1755-12-06, de Voltaire [François Marie Arouet] à [unknown].

Les imputations calomnieuses sous lesquelles veulent m'accabler des soidisant littérateurs qui sont gens de lettres, comme certains bateleurs sont médecins, les livres qu'ils font imprimer sous mon nom, d'après des manuscrits volés ou défigurés, m'ont forcé d'écrire à l'Académie française.

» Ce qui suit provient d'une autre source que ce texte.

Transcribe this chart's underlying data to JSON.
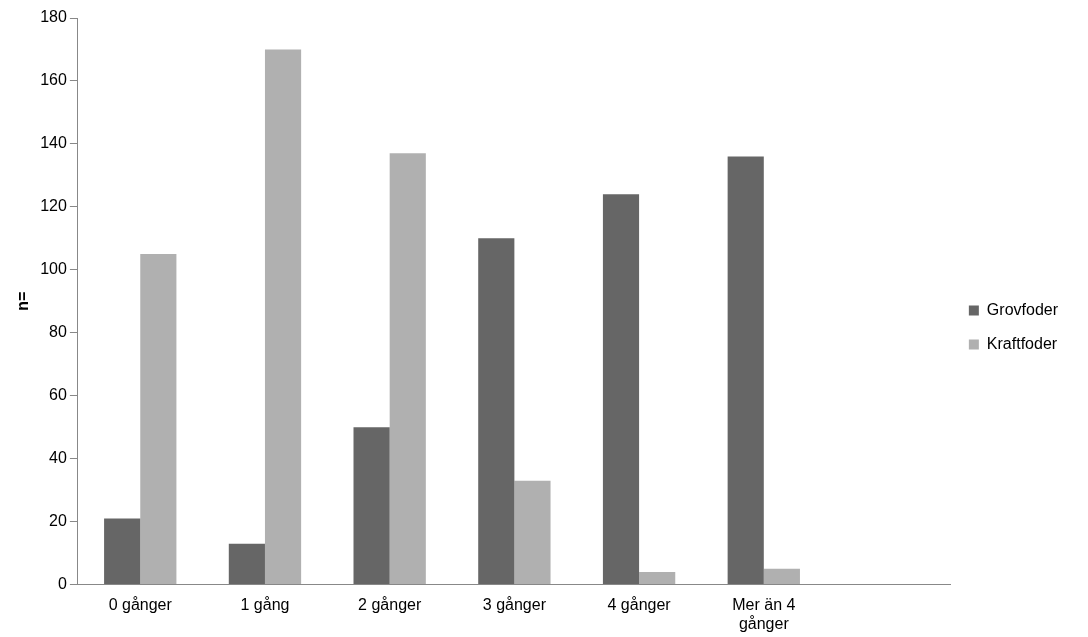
{
  "chart_data": {
    "type": "bar",
    "ylabel": "n=",
    "categories": [
      "0 gånger",
      "1 gång",
      "2 gånger",
      "3 gånger",
      "4 gånger",
      "Mer än 4 gånger",
      null
    ],
    "series": [
      {
        "name": "Grovfoder",
        "color": "#666666",
        "values": [
          21,
          13,
          50,
          110,
          124,
          136,
          null
        ]
      },
      {
        "name": "Kraftfoder",
        "color": "#b0b0b0",
        "values": [
          105,
          170,
          137,
          33,
          4,
          5,
          null
        ]
      }
    ],
    "ylim": [
      0,
      180
    ],
    "yticks": [
      0,
      20,
      40,
      60,
      80,
      100,
      120,
      140,
      160,
      180
    ],
    "grid": false,
    "legend": "right"
  }
}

J'adresse aux compagnies littéraires de province la copie de cette lettre, dans laquelle je cherche à prémunir le public contre leurs méchancetés. Je n'ai pas dû oublier, dans cette occasion, l'académie dont vous êtes le digne secrétaire. J'ai eu le plaisir de vous voir ci-devant, & pour trop peu de temps, à Paris. Je conçus alors autant d'amitié pour votre personne que d'estime pour v. caractère aimable autant que modeste. Après avoir quitté la capitale & un peu trop couru le monde, j'ai trouvé le repos aux bords du lac de Genève. Cette ville renferme des hommes d'esprit, des littérateurs instruits & des magistrats honnêtes qui viennent souvent chez moi & qui ne se fâchent point que je n'aille pas chez eux. Ils me laissent toute ma liberté & tout mon loisir. Ajoutez à ce bien là votre amitié & je serai heureux. Je la mérite par les sentiments avec lesquels j'ai l'honneur d'être & ca.